Very few African Americans, free or enslaved, were involved much in the revolutionary movement. During the Revolutionary period, slavery existed throughout the colonies, and at least 90% of all African Americans were enslaved. Free or enslaved, African Americans hoped that the revolutionary rhetoric of liberty would apply to them. Many free African Americans participated alongside lower class whites in protests and demonstrations against British policy. Enslaved African Americans chose to support the colonists or the British based on which side they believed would reward their loyalty with freedom. Most enslaved people sided with the British, especially after Virginia's royal governor promised freedom to any African American who deserted their patriot masters and joined British forces.

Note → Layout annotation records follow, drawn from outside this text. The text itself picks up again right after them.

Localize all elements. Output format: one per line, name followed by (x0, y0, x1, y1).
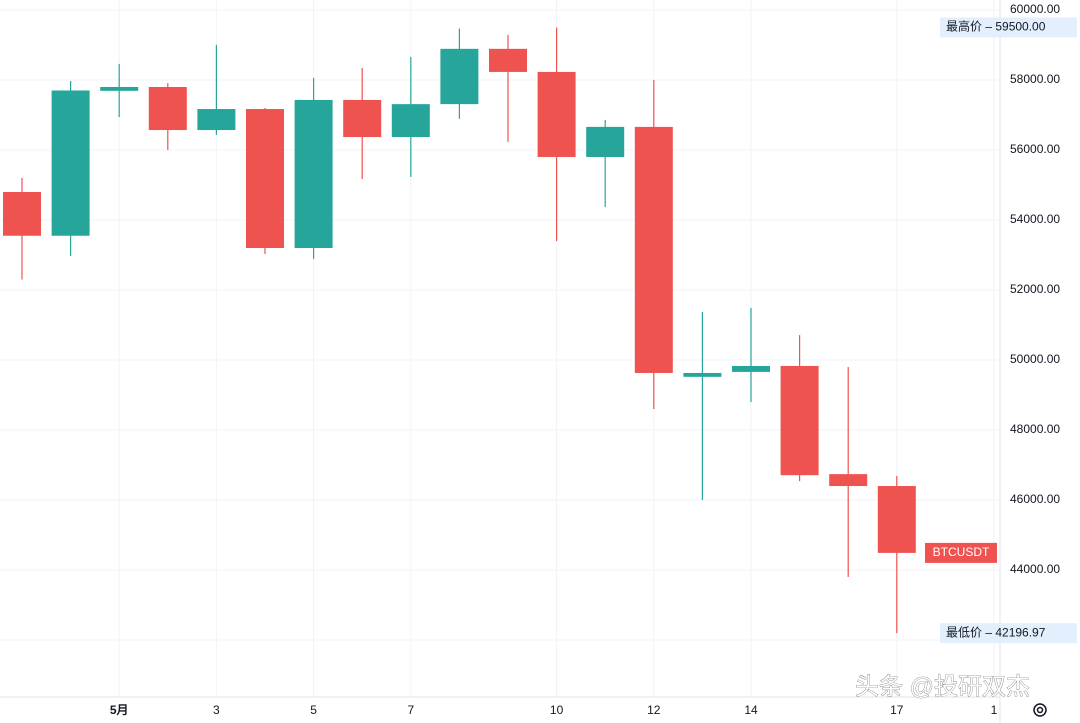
settings-icon[interactable] (1033, 703, 1047, 717)
candle-body (391, 104, 430, 138)
candle-body (829, 474, 868, 487)
price-marker-label: 最高价 – 59500.00 (946, 19, 1046, 34)
x-tick-label: 3 (213, 703, 220, 717)
x-tick-label: 5 (310, 703, 317, 717)
candle-body (440, 48, 479, 105)
candle-body (343, 99, 382, 138)
last-price-label: BTCUSDT (933, 545, 990, 559)
candle-body (489, 48, 527, 72)
last-price-box (925, 542, 997, 563)
candle-body (537, 71, 576, 157)
settings-hub (1036, 706, 1044, 714)
settings-ring (1033, 703, 1047, 717)
candle-body (246, 109, 284, 249)
candle-body (732, 365, 770, 372)
price-marker-label: 最低价 – 42196.97 (946, 625, 1046, 639)
y-tick-label: 44000.00 (1010, 562, 1060, 576)
x-tick-label: 1 (991, 703, 998, 717)
y-tick-label: 50000.00 (1010, 352, 1060, 366)
x-tick-label: 7 (407, 703, 414, 717)
candle-body (294, 99, 333, 249)
x-tick-label: 5月 (110, 703, 129, 717)
y-tick-label: 46000.00 (1010, 492, 1060, 506)
y-tick-label: 60000.00 (1010, 2, 1060, 16)
candle-body (100, 86, 139, 91)
candle-body (877, 486, 916, 553)
candle-body (683, 372, 722, 377)
x-tick-label: 17 (890, 703, 904, 717)
watermark: 头条 @投研双杰 (855, 673, 1030, 700)
x-tick-label: 14 (744, 703, 758, 717)
candle-body (780, 365, 819, 476)
candle-body (634, 126, 673, 373)
candle-body (148, 86, 187, 131)
x-tick-label: 12 (647, 703, 661, 717)
candle-body (586, 126, 625, 157)
y-tick-label: 48000.00 (1010, 422, 1060, 436)
candle-body (51, 90, 90, 236)
y-tick-label: 52000.00 (1010, 282, 1060, 296)
candle-body (3, 191, 41, 236)
price-marker-box (940, 17, 1077, 38)
x-tick-label: 10 (550, 703, 564, 717)
y-tick-label: 54000.00 (1010, 212, 1060, 226)
candle-body (197, 109, 236, 131)
price-marker-box (940, 623, 1077, 644)
y-tick-label: 56000.00 (1010, 142, 1060, 156)
y-tick-label: 58000.00 (1010, 72, 1060, 86)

Unfortunately, following the war, the British largely failed to live up to their promise to help African Americans achieve freedom, and many African Americans were returned to a condition of servitude. The Continental Army initially refused to accept black recruits out of deference to the wishes of the Southern colonies. As the need for soldiers became critical later in the war, however, the patriot army did enlist African Americans, especially in the Northern and Middle colonies. About 5000 African Americans served in the Continental Army.

By the Revolutionary era, Native Americans were angry over white settlers' constant encroachment on their lands. They viewed Britain's Proclamation of 1763, which restricted white settlement to areas east of the Appalachian Mountains, and their efforts to enforce it favorably. As a result of this friendship with the British and tensions with American settlers, most Native Americans offered their assistance to the British during the Revolution. Uneasy with native peoples' tactics and goals, however, the British simply asked Native Americans for a promise of neutrality, and most tribes avoided involvement in the conflict.